良くある休日の昼間、ダイニングでカップラーメンをすする俺に、イトコが話し掛けてきた。
さっきから何かを言いたそうにこっちをチラチラ見てたんで何事かと思ったが、ようやく意を決した様だ。
「ときに拳児君、塚本さんの事なんだが…」
「あ?天…もとい塚…もとい天満ちゃんの事がどうしたって?」
いつもの癖で言い換えちまったが…考えてみりゃコイツは俺が天満ちゃんを好きだって知ってるんだからな。
「…そっちじゃない。塚本八雲さんの事だ」
って、妹さんの事ね。
そういやイトコは妹さんの担任って話だったな。

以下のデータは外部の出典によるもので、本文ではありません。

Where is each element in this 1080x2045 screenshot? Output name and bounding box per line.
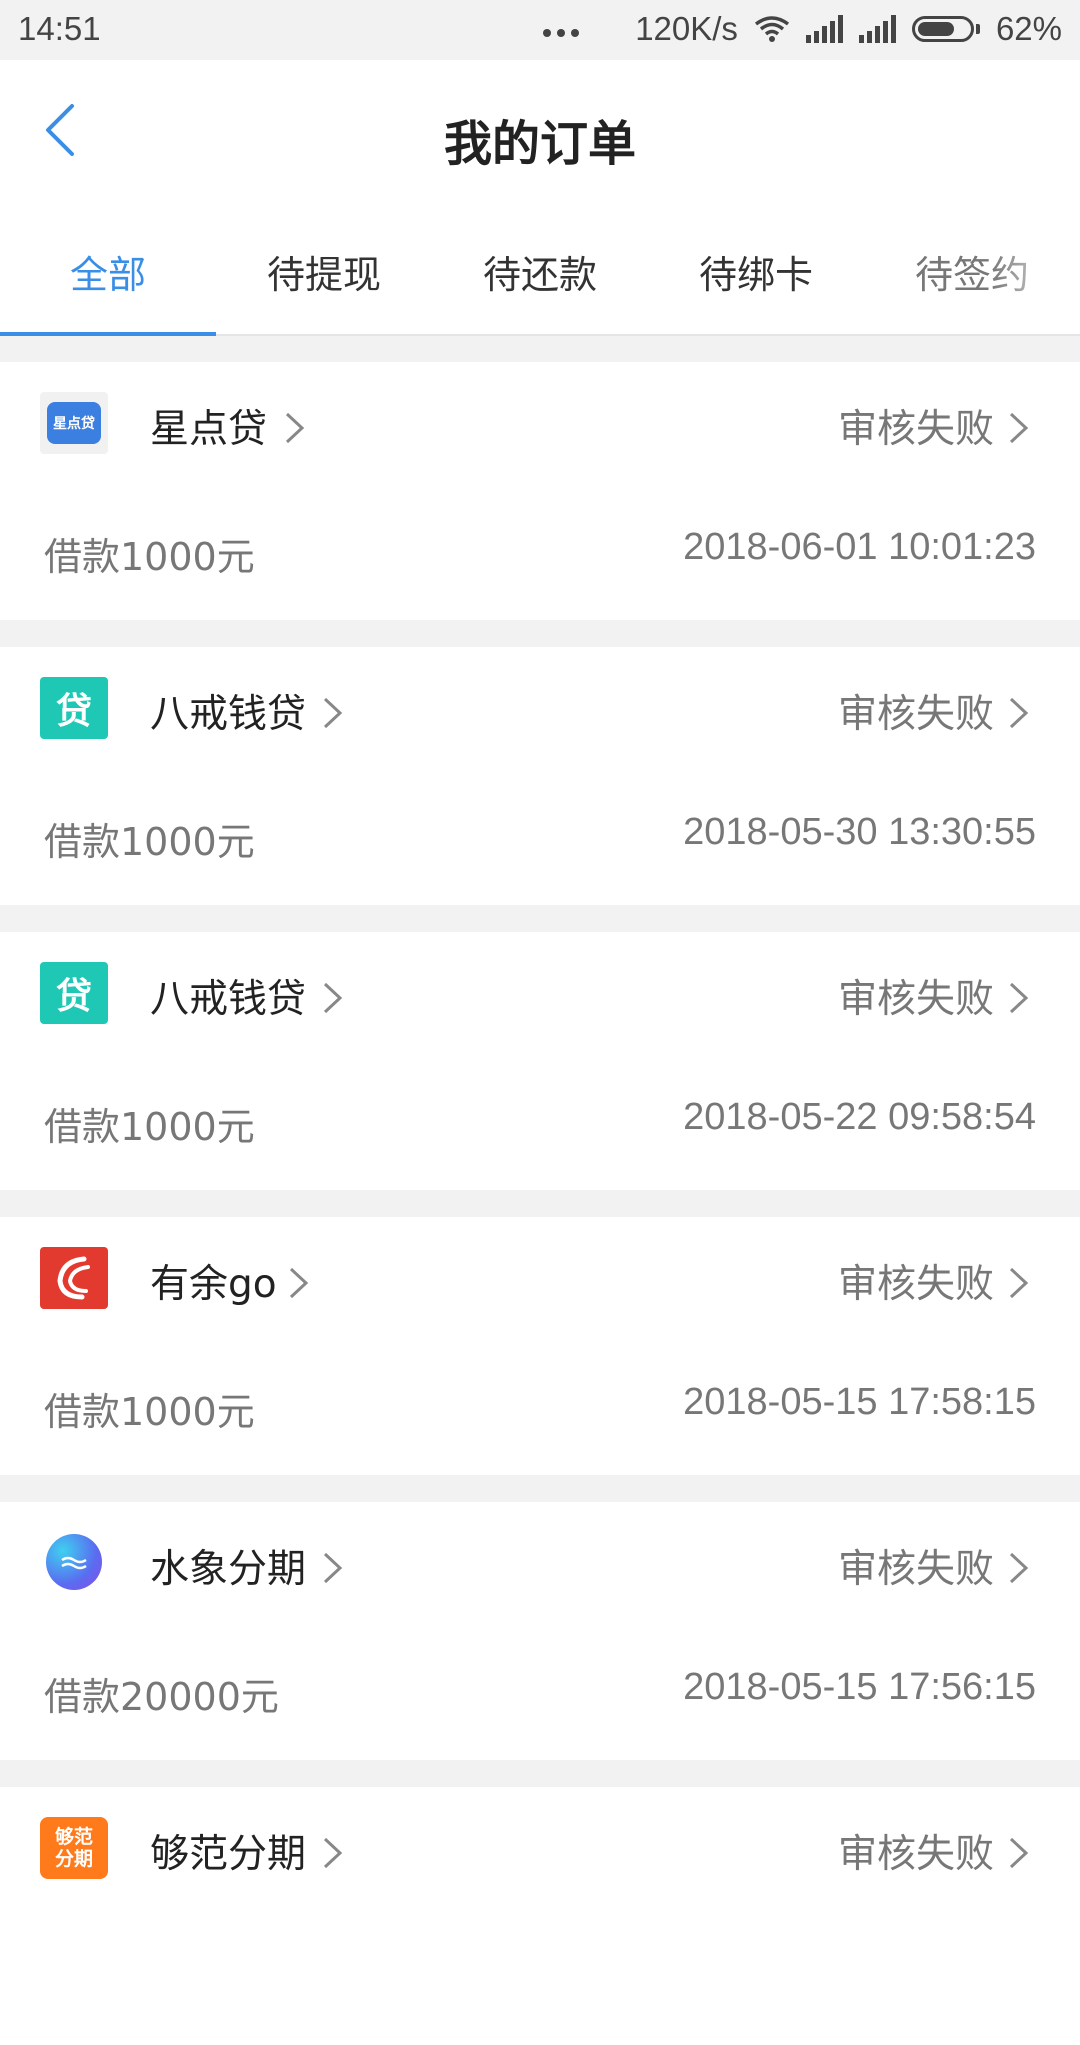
order-amount: 借款1000元 — [44, 535, 255, 579]
bajie-logo-icon: 贷 — [40, 677, 108, 739]
chevron-right-icon — [285, 412, 305, 444]
more-dots-icon — [543, 29, 580, 37]
order-card[interactable]: 贷 八戒钱贷 审核失败 借款1000元 2018-05-30 13:30:55 — [0, 647, 1080, 905]
battery-icon — [911, 16, 980, 42]
tab-pending-sign[interactable]: 待签约 — [864, 244, 1080, 299]
order-amount: 借款1000元 — [44, 1105, 255, 1149]
page-title: 我的订单 — [443, 116, 636, 172]
chevron-right-icon — [1009, 1837, 1029, 1869]
order-app-name[interactable]: 星点贷 — [150, 398, 267, 454]
youyugo-logo-mark — [57, 1256, 90, 1300]
order-time: 2018-05-15 17:58:15 — [683, 1381, 1036, 1423]
status-bar: 14:51 120K/s 62% — [0, 0, 1080, 60]
order-amount: 借款1000元 — [44, 820, 255, 864]
chevron-right-icon — [289, 1267, 309, 1299]
tab-active-indicator — [0, 332, 216, 336]
xingdiandai-logo-icon: 星点贷 — [40, 392, 108, 454]
order-status[interactable]: 审核失败 — [838, 683, 994, 739]
order-status[interactable]: 审核失败 — [838, 1823, 994, 1879]
goufan-logo-icon: 够范分期 — [40, 1817, 108, 1879]
order-status[interactable]: 审核失败 — [838, 1253, 994, 1309]
order-card[interactable]: 有余go 审核失败 借款1000元 2018-05-15 17:58:15 — [0, 1217, 1080, 1475]
tab-pending-repay[interactable]: 待还款 — [432, 244, 648, 299]
order-card[interactable]: 贷 八戒钱贷 审核失败 借款1000元 2018-05-22 09:58:54 — [0, 932, 1080, 1190]
order-status[interactable]: 审核失败 — [838, 398, 994, 454]
chevron-right-icon — [1009, 1552, 1029, 1584]
order-status[interactable]: 审核失败 — [838, 968, 994, 1024]
order-card[interactable]: 水象分期 审核失败 借款20000元 2018-05-15 17:56:15 — [0, 1502, 1080, 1760]
chevron-right-icon — [323, 697, 343, 729]
youyugo-logo-icon — [40, 1247, 108, 1309]
order-amount: 借款1000元 — [44, 1390, 255, 1434]
order-status[interactable]: 审核失败 — [838, 1538, 994, 1594]
chevron-right-icon — [323, 1837, 343, 1869]
shuixiang-logo-icon — [46, 1534, 102, 1590]
shuixiang-wave-mark — [61, 1556, 87, 1570]
network-speed: 120K/s — [635, 10, 738, 47]
battery-percent: 62% — [995, 10, 1062, 47]
order-time: 2018-06-01 10:01:23 — [683, 526, 1036, 568]
chevron-right-icon — [1009, 697, 1029, 729]
chevron-right-icon — [323, 1552, 343, 1584]
order-card[interactable]: 够范分期 够范分期 审核失败 — [0, 1787, 1080, 2045]
signal-icon-1 — [805, 15, 843, 43]
header: 我的订单 — [0, 60, 1080, 210]
order-card[interactable]: 星点贷 星点贷 审核失败 借款1000元 2018-06-01 10:01:23 — [0, 362, 1080, 620]
tab-all[interactable]: 全部 — [0, 244, 216, 299]
chevron-right-icon — [1009, 1267, 1029, 1299]
tab-bar: 全部 待提现 待还款 待绑卡 待签约 — [0, 210, 1080, 336]
order-app-name[interactable]: 有余go — [150, 1253, 277, 1309]
tab-pending-bind-card[interactable]: 待绑卡 — [648, 244, 864, 299]
order-time: 2018-05-15 17:56:15 — [683, 1666, 1036, 1708]
order-app-name[interactable]: 够范分期 — [150, 1823, 306, 1879]
signal-icon-2 — [858, 15, 896, 43]
order-time: 2018-05-22 09:58:54 — [683, 1096, 1036, 1138]
order-amount: 借款20000元 — [44, 1675, 279, 1719]
wifi-icon — [754, 16, 789, 42]
chevron-right-icon — [1009, 982, 1029, 1014]
order-app-name[interactable]: 水象分期 — [150, 1538, 306, 1594]
xingdiandai-logo-text: 星点贷 — [47, 402, 101, 444]
status-right: 120K/s 62% — [543, 10, 1062, 48]
tab-pending-withdraw[interactable]: 待提现 — [216, 244, 432, 299]
bajie-logo-icon: 贷 — [40, 962, 108, 1024]
status-time: 14:51 — [18, 10, 101, 47]
chevron-right-icon — [323, 982, 343, 1014]
order-app-name[interactable]: 八戒钱贷 — [150, 968, 306, 1024]
chevron-right-icon — [1009, 412, 1029, 444]
order-time: 2018-05-30 13:30:55 — [683, 811, 1036, 853]
order-app-name[interactable]: 八戒钱贷 — [150, 683, 306, 739]
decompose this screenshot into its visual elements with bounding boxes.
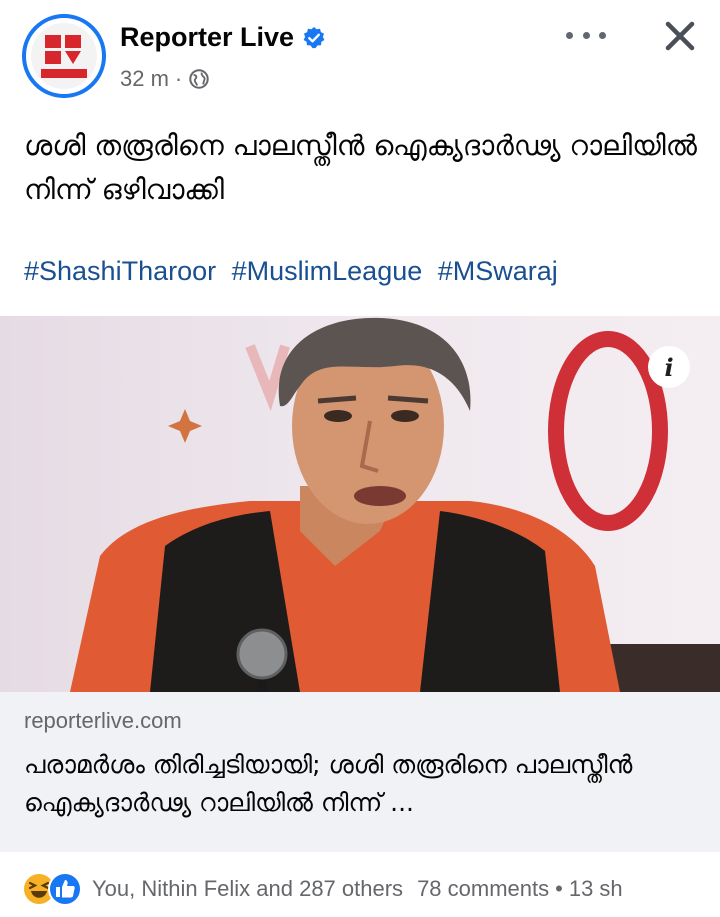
reaction-icons[interactable] (22, 871, 84, 906)
page-name[interactable]: Reporter Live (120, 22, 294, 53)
post-time[interactable]: 32 m (120, 66, 169, 92)
shares-count[interactable]: 13 sh (569, 876, 623, 902)
page-name-row: Reporter Live (120, 22, 326, 53)
post-footer: You, Nithin Felix and 287 others 78 comm… (0, 860, 720, 917)
verified-badge-icon (303, 26, 325, 48)
hashtag-row: #ShashiTharoor #MuslimLeague #MSwaraj (24, 256, 566, 287)
more-options-icon[interactable] (566, 20, 606, 50)
link-preview-card[interactable]: reporterlive.com പരാമർശം തിരിച്ചടിയായി; … (0, 692, 720, 852)
post-header: Reporter Live 32 m · (0, 0, 720, 110)
page-avatar[interactable] (22, 14, 106, 98)
like-reaction-icon (48, 871, 82, 906)
footer-separator: • (555, 875, 563, 901)
hashtag-m-swaraj[interactable]: #MSwaraj (438, 256, 558, 286)
info-icon[interactable]: i (648, 346, 690, 388)
post-image[interactable] (0, 316, 720, 692)
post-text: ശശി തരൂരിനെ പാലസ്തീൻ ഐക്യദാർഢ്യ റാലിയിൽ … (24, 129, 697, 206)
hashtag-muslim-league[interactable]: #MuslimLeague (232, 256, 423, 286)
reactions-summary[interactable]: You, Nithin Felix and 287 others (92, 876, 403, 902)
meta-separator: · (174, 66, 183, 91)
close-icon[interactable] (662, 18, 698, 54)
speaker-photo (0, 316, 720, 692)
comments-count[interactable]: 78 comments (417, 876, 549, 902)
globe-icon (189, 69, 209, 89)
link-domain: reporterlive.com (24, 708, 182, 733)
reporter-logo (31, 23, 97, 89)
hashtag-shashi-tharoor[interactable]: #ShashiTharoor (24, 256, 216, 286)
reporter-logo-icon (45, 35, 81, 64)
link-title: പരാമർശം തിരിച്ചടിയായി; ശശി തരൂരിനെ പാലസ്… (24, 750, 633, 817)
post-meta: 32 m · (120, 66, 210, 92)
logo-band (41, 69, 87, 78)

そういや茶道部の顧問もイトコだっけか?
「妹さんがどうかしたのか?」
「…うむ、私も言おうかどうか迷ったんだが…いかに恋愛は個人の自由と言ってもまだ学生の身分、
おまけに私の教え子とくればこれは何か間違いがあったとしたら看過する訳には……い、いや、別に
他意はないぞ他意は」
何を言いにくそうにしてるんだか、イトコらしくもねぇ。
というか、何を言いたいのかさっぱりわからん。
「そもそも私と言う妙齢の女性が同居人でありながら曲がりなりにも私の知人である女性を部屋に
連れ込んであまつさえ家主である私を追い出すというのはだな、ペットもとい居候もとい家賃滞納
常習犯である君は果たして自分の分という物を…」
「あー分かった分かった、お説教なら学校だけで充分だぜ」
まったく、何が悲しくて家でまで先公のお小言を聞かなきゃならんのかね。
つーかペットって何だ。 俺は番犬か? そんなモンが要るほど可愛げのある女じゃねーだろオメーはよ。